Over the weekend the New York Times ran a piece about the upcoming award of the NSF petascale contract. The piece is based on
…documents that were accidentally placed on a federal government Web site for a short time last week.
and alleges that the documents show that IBM is going to build the Track 1 machine and that the machine will be placed at the NCSA.
The tone of the article is that there’s something afoul in the system awarding the machine
The award has been eagerly pursued by a number of supercomputer centers and state governments. Word of the decision to award the contract to I.B.M. to build a production version of a computer that is now intended for the Pentagon’s Defense Advanced Research Projects Agency has created widespread concern in the past week among some computer scientists involved in designing and building the nation’s high-performance computers.
I’m not sure why we’re conflating the DARPA HPCS program and the NSF procurement, or why there is any conflict there. I’ve read a few other blog postings on the internet that speculate that NCSA proposed their DARPA machine for the Track 1 build. If true this is risky, which is perhaps the point the Times was (obliquely) making. Also, HPCS machines obviously aren’t “intended” for DARPA, but that’s semantics.
The concerns seem to be about political influence in the process
Several government supercomputing scientists said they were concerned that the decision might raise questions about impartiality and political influence.
I’ll let you draw your own conclusions about whether there’s anything untoward going on. I personally think there’s way too little evidence to be speculating about anything.
The article also throws in some concerns about the Track 2 award.
There were also concerns expressed by researchers about a second award discussed in the documents. The N.S.F. would install a Cray supercomputer at the Oak Ridge National Laboratory at the University of Tennessee. Several researchers said they were concerned that although the award was to the university, its operation would be carried out by an Energy Department laboratory.

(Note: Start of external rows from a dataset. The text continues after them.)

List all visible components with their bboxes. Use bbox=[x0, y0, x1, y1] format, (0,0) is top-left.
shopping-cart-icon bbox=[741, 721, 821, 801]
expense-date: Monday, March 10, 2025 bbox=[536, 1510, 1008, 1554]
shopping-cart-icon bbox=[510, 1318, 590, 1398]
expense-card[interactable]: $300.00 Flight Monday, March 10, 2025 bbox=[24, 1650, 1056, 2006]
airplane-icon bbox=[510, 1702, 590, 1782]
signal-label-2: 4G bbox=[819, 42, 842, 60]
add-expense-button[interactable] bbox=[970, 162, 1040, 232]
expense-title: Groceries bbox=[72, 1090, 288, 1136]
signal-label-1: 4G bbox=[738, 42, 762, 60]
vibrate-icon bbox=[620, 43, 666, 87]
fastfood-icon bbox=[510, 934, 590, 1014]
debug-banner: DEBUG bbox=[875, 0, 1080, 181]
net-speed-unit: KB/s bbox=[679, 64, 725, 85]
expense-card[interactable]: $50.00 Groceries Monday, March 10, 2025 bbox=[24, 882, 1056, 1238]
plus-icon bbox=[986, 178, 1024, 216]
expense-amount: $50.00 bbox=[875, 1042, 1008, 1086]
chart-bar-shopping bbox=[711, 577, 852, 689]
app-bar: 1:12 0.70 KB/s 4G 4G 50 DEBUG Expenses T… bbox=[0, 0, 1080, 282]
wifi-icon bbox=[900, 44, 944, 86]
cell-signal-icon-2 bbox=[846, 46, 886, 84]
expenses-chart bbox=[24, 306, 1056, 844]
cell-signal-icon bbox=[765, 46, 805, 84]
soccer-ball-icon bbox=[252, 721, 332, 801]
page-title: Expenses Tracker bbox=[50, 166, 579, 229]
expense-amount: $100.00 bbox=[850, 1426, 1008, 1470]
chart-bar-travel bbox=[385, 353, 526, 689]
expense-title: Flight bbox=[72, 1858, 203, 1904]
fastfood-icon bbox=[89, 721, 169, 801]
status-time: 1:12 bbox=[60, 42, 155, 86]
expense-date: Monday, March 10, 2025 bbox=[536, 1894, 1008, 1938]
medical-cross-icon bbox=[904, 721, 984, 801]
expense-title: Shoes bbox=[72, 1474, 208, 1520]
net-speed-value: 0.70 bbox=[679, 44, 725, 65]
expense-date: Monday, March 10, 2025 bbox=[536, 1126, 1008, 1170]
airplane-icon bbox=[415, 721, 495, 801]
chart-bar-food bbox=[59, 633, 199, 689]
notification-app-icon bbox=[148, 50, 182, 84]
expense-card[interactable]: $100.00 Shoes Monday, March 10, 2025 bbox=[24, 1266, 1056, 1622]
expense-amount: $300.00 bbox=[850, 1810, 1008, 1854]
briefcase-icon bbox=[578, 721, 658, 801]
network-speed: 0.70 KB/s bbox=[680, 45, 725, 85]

A researcher for the Pittsburgh Supercomputer Center who identified himself as “grouchyoldcoot” in a Web blog posting, last week wrote: “Having the N.S.F. buy a machine and hand it to the D.O.E. is, well, very unexpected — the D.O.E. has plenty of machines of its own, and the N.S.F. wants to get its work done, not the D.O.E.’s.” The posting was removed on Thursday, but not before it was circulated among supercomputer researchers.
Of course I haven’t read the details of the award so I don’t know what kind of relationship is intended. But it seems to me that it would make a very strong proposal from the evaluator’s point of view for a very large machine to be placed in a university — and used for NSF research — but run by a group of seasoned professionals who run very large machines for a living. It’s totally conceivable that the ORNL guys are effectively acting like subcontractors running the machine for UT and the NSF.